Visa protest rally: My life has been put on hold, husband says
Around 50 people have been protesting in central Auckland against delays in visa processing which they say have kept them estranged from family.
Immigration New Zealand (INZ) has almost 8500 partnership temporary visa applications in its system - almost 3000 of which are from Indian nationals.
Some protesters travelled from Wellington and Christchurch to highlight the delays they said were forcing families apart unjustly.
Harjeet Singh Brar, who was at today's protest, moved to New Zealand to study in 201. He was later granted residency.
Last November he returned to India for his wedding and later applied for a temporary partnership visa for his wife.
Mr Brar said he was told it would take two months to receive the outcome of that application.
"So when I call them after two months I said, 'Look, you said two months and now it's more than two months.' They said, 'We have heaps of files, that's why.' Now it's three months and I said, 'Okay, I'll wait for another month'.

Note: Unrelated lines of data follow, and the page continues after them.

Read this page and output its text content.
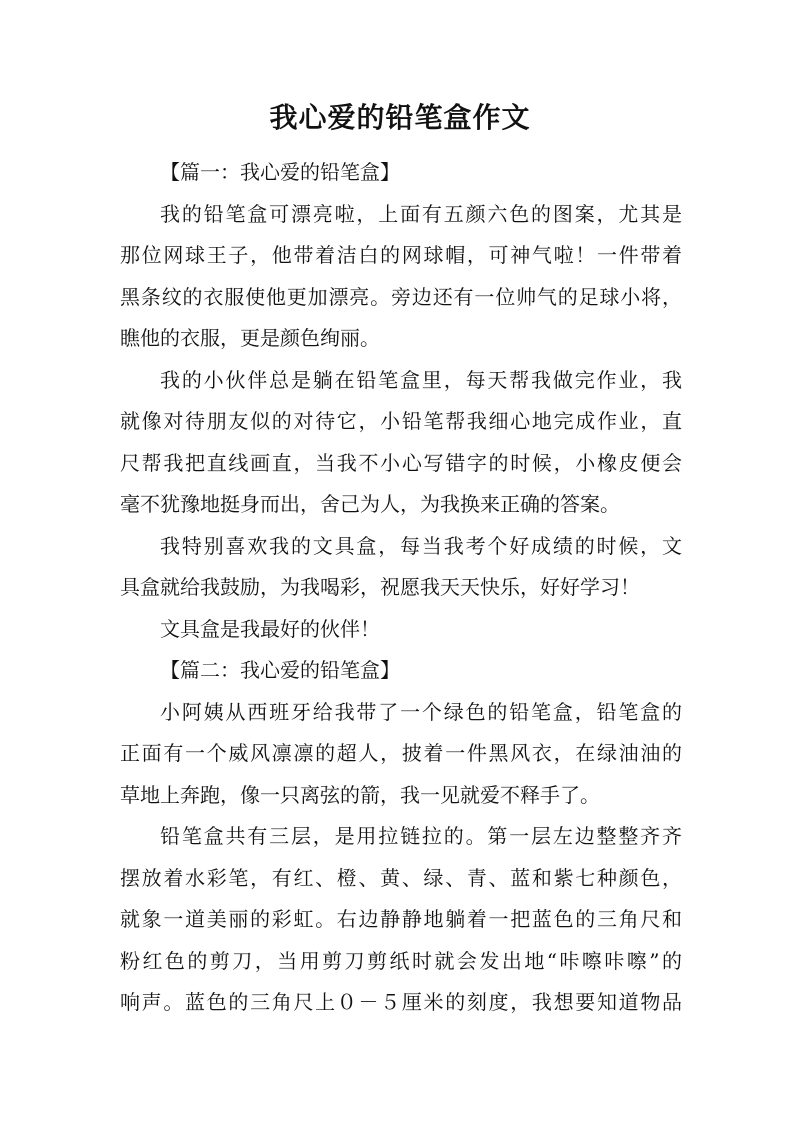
我心爱的铅笔盒作文
【篇一：我心爱的铅笔盒】
我的铅笔盒可漂亮啦，上面有五颜六色的图案，尤其是
那位网球王子，他带着洁白的网球帽，可神气啦！一件带着
黑条纹的衣服使他更加漂亮。旁边还有一位帅气的足球小将，
瞧他的衣服，更是颜色绚丽。
我的小伙伴总是躺在铅笔盒里，每天帮我做完作业，我
就像对待朋友似的对待它，小铅笔帮我细心地完成作业，直
尺帮我把直线画直，当我不小心写错字的时候，小橡皮便会
毫不犹豫地挺身而出，舍己为人，为我换来正确的答案。
我特别喜欢我的文具盒，每当我考个好成绩的时候，文
具盒就给我鼓励，为我喝彩，祝愿我天天快乐，好好学习！
文具盒是我最好的伙伴！
【篇二：我心爱的铅笔盒】
小阿姨从西班牙给我带了一个绿色的铅笔盒，铅笔盒的
正面有一个威风凛凛的超人，披着一件黑风衣，在绿油油的
草地上奔跑，像一只离弦的箭，我一见就爱不释手了。
铅笔盒共有三层，是用拉链拉的。第一层左边整整齐齐
摆放着水彩笔，有红、橙、黄、绿、青、蓝和紫七种颜色，
就象一道美丽的彩虹。右边静静地躺着一把蓝色的三角尺和
粉红色的剪刀，当用剪刀剪纸时就会发出地“咔嚓咔嚓”的
响声。蓝色的三角尺上０－５厘米的刻度，我想要知道物品
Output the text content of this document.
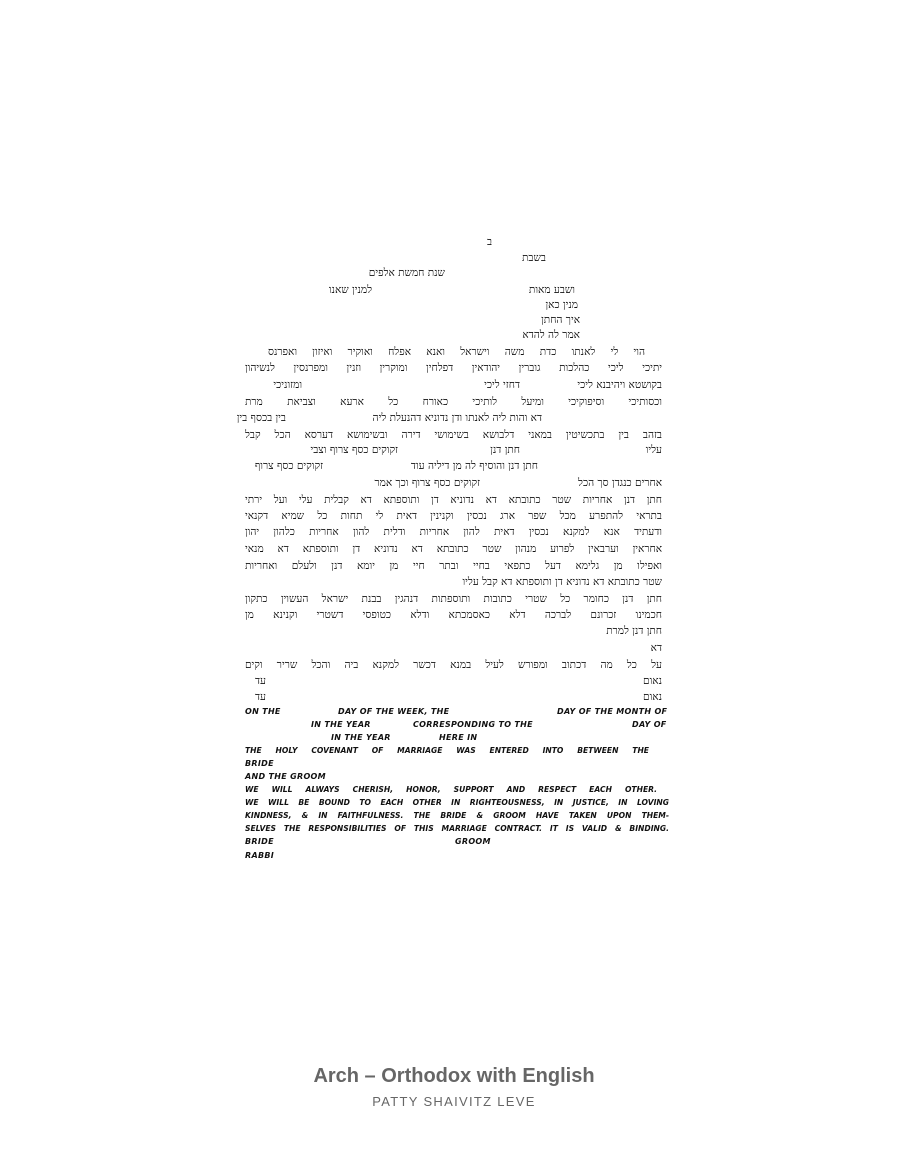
ב
בשבת
שנת חמשת אלפים
ושבע מאות
למנין שאנו
מנין כאן
איך החתן
אמר לה להדא
הוי לי לאנתו כדת משה וישראל ואנא אפלח ואוקיר ואיזון ואפרנס
יתיכי ליכי כהלכות גוברין יהודאין דפלחין ומוקרין וזנין ומפרנסין לנשיהון
בקושטא ויהיבנא ליכי
דחזי ליכי
ומזוניכי
וכסותיכי וסיפוקיכי ומיעל לותיכי כאורח כל ארעא וצביאת מרת
דא והות ליה לאנתו ודן נדוניא דהנעלת ליה
בין בכסף בין
בזהב בין בתכשיטין במאני דלבושא בשימושי דירה ובשימושא דערסא הכל קבל
עליו
חתן דנן
זקוקים כסף צרוף וצבי
חתן דנן והוסיף לה מן דיליה עוד
זקוקים כסף צרוף
אחרים כנגדן סך הכל
זקוקים כסף צרוף וכך אמר
חתן דנן אחריות שטר כתובתא דא נדוניא דן ותוספתא דא קבלית עלי ועל ירתי
בתראי להתפרע מכל שפר ארג נכסין וקנינין דאית לי תחות כל שמיא דקנאי
ודעתיד אנא למקנא נכסין דאית להון אחריות ודלית להון אחריות כלהון יהון
אחראין וערבאין לפרוע מנהון שטר כתובתא דא נדוניא דן ותוספתא דא מנאי
ואפילו מן גלימא דעל כתפאי בחיי ובתר חיי מן יומא דנן ולעלם ואחריות
שטר כתובתא דא נדוניא דן ותוספתא דא קבל עליו
חתן דנן כחומר כל שטרי כתובות ותוספתות דנהגין בבנת ישראל העשוין כתקון
חכמינו זכרונם לברכה דלא כאסמכתא ודלא כטופסי דשטרי וקנינא מן
חתן דנן למרת
דא
על כל מה דכתוב ומפורש לעיל במנא דכשר למקנא ביה והכל שריר וקים
נאום
עד
נאום
עד
ON THE	DAY OF THE WEEK, THE	DAY OF THE MONTH OF
IN THE YEAR	CORRESPONDING TO THE	DAY OF
IN THE YEAR	HERE IN
THE HOLY COVENANT OF MARRIAGE WAS ENTERED INTO BETWEEN THE
BRIDE
AND THE GROOM
WE WILL ALWAYS CHERISH, HONOR, SUPPORT AND RESPECT EACH OTHER.
WE WILL BE BOUND TO EACH OTHER IN RIGHTEOUSNESS, IN JUSTICE, IN LOVING
KINDNESS, & IN FAITHFULNESS. THE BRIDE & GROOM HAVE TAKEN UPON THEM-
SELVES THE RESPONSIBILITIES OF THIS MARRIAGE CONTRACT. IT IS VALID & BINDING.
BRIDE	GROOM
RABBI
Arch – Orthodox with English
PATTY SHAIVITZ LEVE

"After four months, five months, six months, still I am getting the same answer."
Mr Brar said there was a growing feeling of frustration in his family and he did not know what to do.
After his wedding in November, Mr Brar and his wife made many plans for the year ahead.
"I had a plan to go and watch the Cricket World Cup in London with my wife.
"My plans, my first year of wedding and it was my wife's birthday last month, 15 July, and she was crying [to me] on the phone."
He said his life had been put on hold.
"I'm just wasting money. I need to send money to my wife because she is not doing a job and even if I am sending money, she's not happy because she doesn't need money, she needs me."
Mr Brar and other protesters were calling on Immigration New Zealand to give them answers.
INZ acknowledges Mumbai backlog
INZ assistant general manager Peter Elms said there was a backlog in dealing with partnership visas at the moment, particularly for those applicants who are from India.
This was due to the fact the Mumbai office was dealing with a significant boost in not only partnership visa applications, but student applications.
India was also the largest growing source of visitors.
Nine out of ten partnership visas were usually approved, Mr Elms said.
"I can understand some of the frustrations from applicants in the Indian market where there is a little bit of a delay.
"We're doing our level-best to bring those volumes down and I think the staff are doing a great job in Mumbai."
He said he had sympathy for those waiting but said INZ could not rush processing applications.
At the start of next month, all new partnership visa applications will be processed in the new hub in Hamilton, which Mr Elms said would help clear the backlog.